Il topo selvatico di Chevrier (Apodemus chevrieri Milne-Edwards, 1868) è un roditore della famiglia dei Muridi diffuso in Cina.[1][2]
| Stato di conservazione | |
|---|---|
Rischio minimo[1] | |
| Classificazione scientifica | |
| Dominio | Eukaryota |
| Regno | Animalia |
| Phylum | Chordata |
| Classe | Mammalia |
| Superordine | Euarchontoglires |
| Ordine | Rodentia |
| Sottordine | Myomorpha |
| Superfamiglia | Muroidea |
| Famiglia | Muridae |
| Sottofamiglia | Murinae |
| Genere | Apodemus |
| Specie | A.chevrieri |
| Nomenclatura binomiale | |
| Apodemus chevrieri Milne-Edwards, 1868 | |
| Sinonimi | |
|
A.fergussoni | |
Roditore di piccole dimensioni, con la lunghezza della testa e del corpo tra 80 e 110 mm, la lunghezza della coda tra 72 e 105 mm, la lunghezza del piede tra 21 e 25 mm e la lunghezza delle orecchie tra 14 e 16 mm.[3]
Le parti superiori sono color ocra brillante, cosparse di peli nerastri, particolarmente lungo la schiena. Le parti ventrali sono biancastre con la base dei peli grigia. Le orecchie sono relativamente piccole e dello stesso colore del dorso. Le zampe sono grigie. La coda è più lunga della testa e del corpo, è bruno-nerastra sopra, biancastra sotto e ricoperta di piccoli peli.

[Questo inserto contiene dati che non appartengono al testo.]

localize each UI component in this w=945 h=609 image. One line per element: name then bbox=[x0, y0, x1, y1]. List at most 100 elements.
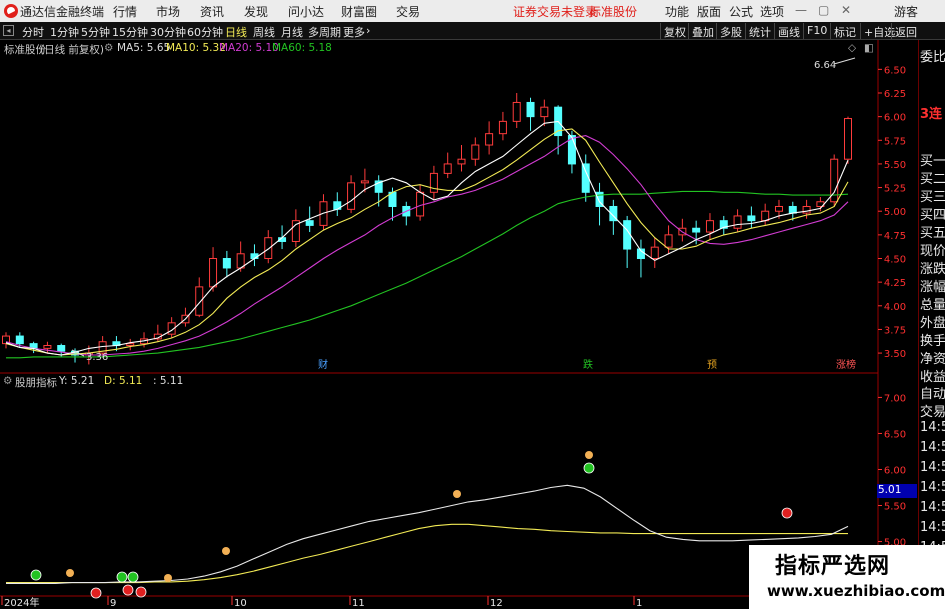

È una specie terricola e diurna.
Si nutre di semi e talvolta di insetti.
Questa specie è diffusa nelle province cinesi dello Yunnan, Chongqing, Sichuan, Guizhou, Hubei occidentale, Shaanxi meridionale, Gansu meridionale e un avvistamento nello Hunan.
Vive in zone agricole, prati e boschi aperti tra 1.800 e 2.300 metri di altitudine.
La IUCN Red List, considerato il vasto areale, la popolazione numerosa e la presenza in diverse aree protette, classifica A.chevrieri come specie a rischio minimo (LC).[1]